The bill secures larger, multi-year federal commitments and greater predictability for special education and Title I funding—benefiting students, districts, and service delivery—while imposing significant new federal spending, reducing annual budget flexibility and oversight, and creating administrative and expectation risks for states, districts, and taxpayers.
Students with disabilities will receive larger guaranteed federal funding for special education services through FY2026–FY2035 and beyond, increasing resources available for supports and services.
Students in low-income districts will get steadier or increased Title I funding through FY2035, supporting tutoring, school improvement, and other targeted services.
School districts and states gain predictable multi-year federal funding levels and longer obligation windows, enabling better multi-year planning, hiring, and staffing decisions.
Taxpayers will likely face substantially higher federal spending obligations over FY2026–FY2035, which could increase deficits or crowd out other federal priorities.
The emergency-designation and fixed funding treatment reduce normal congressional budgetary flexibility and oversight, allowing spending without usual offsets and limiting Congress's ability to reallocate funds in response to changing needs.
States and school districts will face new administrative burdens and possible year-to-year funding volatility from a formula tied to counts and per-pupil figures, increasing data, planning, and compliance costs.
Based on analysis of 5 sections of legislative text.
Mandates guaranteed, multi-year federal funding floors for Title I Part A and IDEA Part B starting in FY2026 and designates those amounts as emergency budget requirements.

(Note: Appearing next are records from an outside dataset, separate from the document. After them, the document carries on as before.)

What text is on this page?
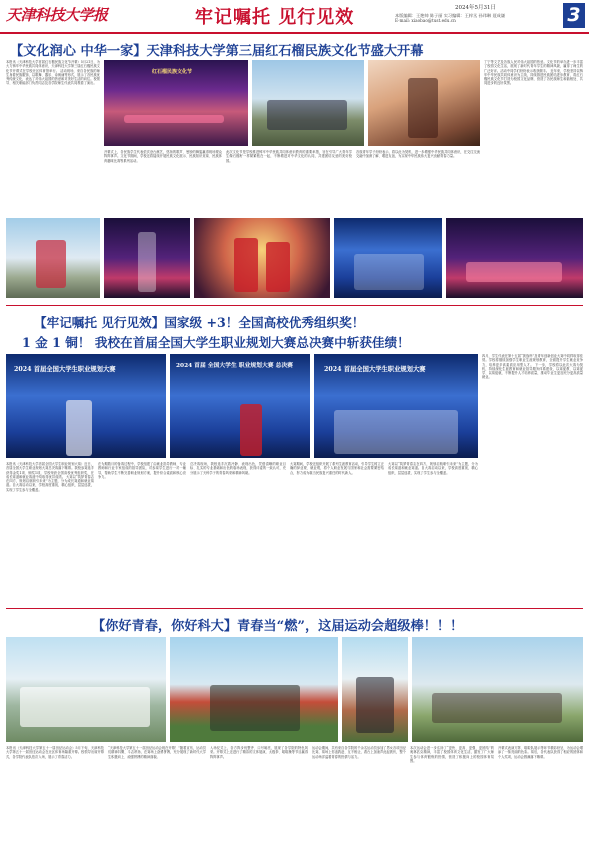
天津科技大学报	牢记嘱托 见行见效	2024年5月31日
本版编辑：王艳帅 陈子丽 实习编辑：王梓丞 孙玮琳 聂成谦
E-mail: xiaobao@tust.edu.cn	3
【文化润心 中华一家】天津科技大学第三届红石榴民族文化节盛大开幕
本报讯（天津科技大学首届红石榴民族文化节开幕）5月21日，为大力铸牢中华民族共同体意识，天津科技大学第三届红石榴民族文化节开幕式在学校北区体育馆举行。 活动现场，来自各民族的师生身着民族服饰，以歌舞、器乐、诗朗诵等形式，展示了各民族优秀传统文化，表达了对伟大祖国的热爱和对美好生活的向往。校领导、相关职能部门负责同志及各学院师生代表共同观看了演出。
红石榴民族文化节
丁宁等文艺及各族人民对伟大祖国的热爱。文化节的举办进一步丰富了校园文化生活，展现了新时代青年学生的精神风貌，赢得了师生的广泛好评。活动中同学们纷纷表示收获颇丰。 近年来，学校坚持以铸牢中华民族共同体意识为主线，持续推进民族团结进步教育，将红石榴民族文化节打造为校园文化品牌，营造了各民族师生和谐相处、共同进步的良好氛围。
开幕式上，各民族学生代表依次登台献艺，悠扬的歌声、曼妙的舞姿赢得现场观众阵阵掌声。文化节期间，学校还将陆续开展民族文化展示、民族知识竞赛、民族体育趣味比赛等系列活动。
此次文化节是学校推进铸牢中华民族共同体意识教育的重要举措，旨在引导广大青年学生像石榴籽一样紧紧抱在一起，不断增进对中华文化的认同，共建团结友爱的美好校园。
各族青年学子纷纷表示，将以此为契机，进一步增强中华民族共同体意识，在交往交流交融中加深了解、增进友谊，为实现中华民族伟大复兴贡献青春力量。
【牢记嘱托 见行见效】国家级 +3！全国高校优秀组织奖！
1 金 1 铜！ 我校在首届全国大学生职业规划大赛总决赛中斩获佳绩！
2024 首届全国大学生职业规划大赛	2024 首届 全国大学生 职业规划大赛 总决赛	2024 首届全国大学生职业规划大赛
四月，学生代表在第十五届“挑战杯”及青年创新创业大赛中同样取得佳绩。学校将继续加强学生职业生涯规划教育，全面提升学生就业竞争力，培养更多高素质应用型人才。 下一步，学校将以此次大赛为契机，持续深化生涯教育和就业指导服务体系建设，以赛促教、以赛促学、以赛促就，不断提升人才培养质量，推动毕业生更加充分更高质量就业。
本报讯（天津科技大学首届全国大学生职业规划大赛）近日，首届全国大学生职业规划大赛总决赛落下帷幕。我校参赛选手获得金奖1项、铜奖1项，学校荣获全国高校优秀组织奖，在成长赛道和就业赛道中均取得优异成绩。 大赛以“筑梦青春志在四方，规划启航职引未来”为主题，分为成长赛道和就业赛道。自大赛启动以来，学校高度重视，精心组织，层层选拔，实现了学生参与全覆盖。
在为期数月的备赛过程中，学校组建了由就业指导教师、专业教师和行业专家组成的指导团队，对参赛学生进行一对一辅导，帮助学生不断完善职业规划方案，提升综合素质和核心竞争力。
总决赛现场，我校选手沉着冷静、表现出色，凭借清晰的职业目标、扎实的专业基础和出色的临场表现，获得评委的一致认可，充分展示了天科学子的青春风采和精神风貌。
大赛期间，学校还组织开展了系列生涯教育活动，引导学生树立正确的择业观、就业观，将个人职业发展与国家和社会需要紧密结合，努力成为堪当民族复兴重任的时代新人。
大赛以“筑梦青春志在四方，规划启航职引未来”为主题，分为成长赛道和就业赛道。自大赛启动以来，学校高度重视，精心组织，层层选拔，实现了学生参与全覆盖。
【你好青春，你好科大】青春当“燃”，这届运动会超级棒！！！
本报讯（天津科技大学第五十一届田径运动会）5月下旬，天津科技大学第五十一届田径运动会在北区体育场隆重开幕。校领导出席开幕式，各学院代表队依次入场，展示了青春活力。
“天津科技大学第五十一届田径运动会现在开幕！”随着宣布，运动员们精神抖擞、斗志昂扬，在赛场上奋勇拼搏，充分展现了新时代大学生积极向上、顽强拼搏的精神面貌。
入场仪式上，各方阵步伐整齐、口号响亮，展现了各学院的特色风采。开幕式上还进行了精彩的文体展演，太极拳、啦啦操等节目赢得阵阵掌声。
运动会期间，共有来自各学院的千余名运动员参加了男女各项田径比赛，赛场上你追我赶、互不相让，看台上加油声此起彼伏，整个运动场洋溢着青春的热情与活力。
本次运动会进一步弘扬了“更快、更高、更强、更团结”的奥林匹克精神，丰富了校园体育文化生活，激发了广大师生参与体育锻炼的热情，营造了积极向上的校园体育氛围。
开幕式表演方阵、啦啦队展示等环节精彩纷呈，为运动会增添了一抹亮丽的色彩。赛后，各代表队获得了相应的团体和个人奖项，运动会圆满落下帷幕。
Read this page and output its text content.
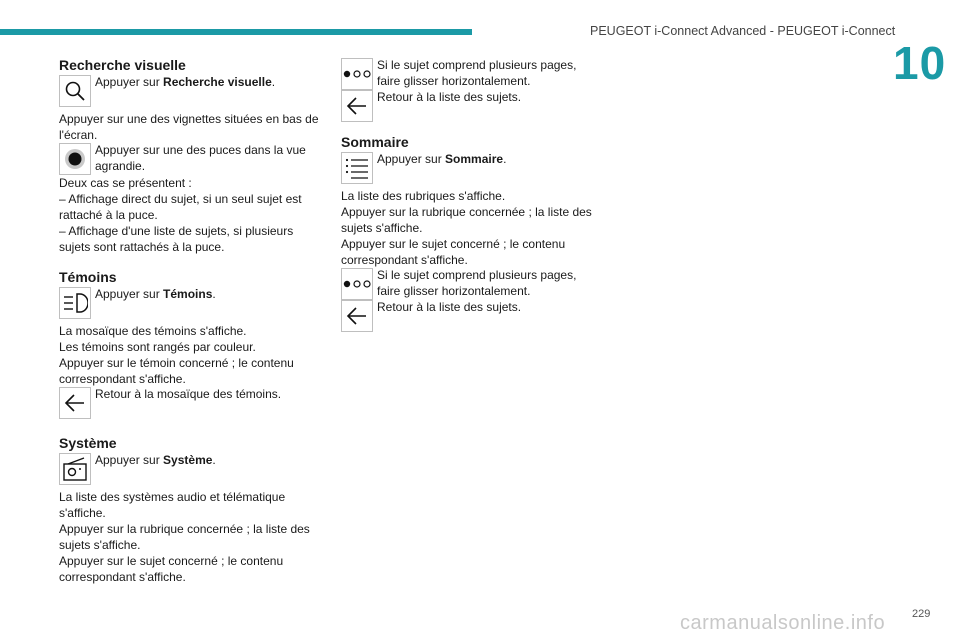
PEUGEOT i-Connect Advanced - PEUGEOT i-Connect
10
Recherche visuelle
Appuyer sur Recherche visuelle.

Appuyer sur une des vignettes situées en bas de l'écran.

Appuyer sur une des puces dans la vue agrandie.

Deux cas se présentent :

– Affichage direct du sujet, si un seul sujet est rattaché à la puce.

– Affichage d'une liste de sujets, si plusieurs sujets sont rattachés à la puce.

Témoins
Appuyer sur Témoins.

La mosaïque des témoins s'affiche.

Les témoins sont rangés par couleur.

Appuyer sur le témoin concerné ; le contenu correspondant s'affiche.

Retour à la mosaïque des témoins.
Système
Appuyer sur Système.

La liste des systèmes audio et télématique s'affiche.

Appuyer sur la rubrique concernée ; la liste des sujets s'affiche.

Appuyer sur le sujet concerné ; le contenu correspondant s'affiche.

Si le sujet comprend plusieurs pages, faire glisser horizontalement.
Retour à la liste des sujets.
Sommaire
Appuyer sur Sommaire.

La liste des rubriques s'affiche.

Appuyer sur la rubrique concernée ; la liste des sujets s'affiche.

Appuyer sur le sujet concerné ; le contenu correspondant s'affiche.

Si le sujet comprend plusieurs pages, faire glisser horizontalement.
Retour à la liste des sujets.
carmanualsonline.info 229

Introduced January 31, 2025 by Susie Lee · Last progress January 31, 2025
Requires the federal government to provide guaranteed, mandatory funding increases for low-income student programs (Title I Part A) and special education (IDEA Part B) starting in fiscal year 2026 and continuing through the 2030s, with specified annual funding floors and multi-year appropriations. Declares those amounts as emergency requirements for budget scoring so they are treated outside ordinary pay-as-you-go constraints.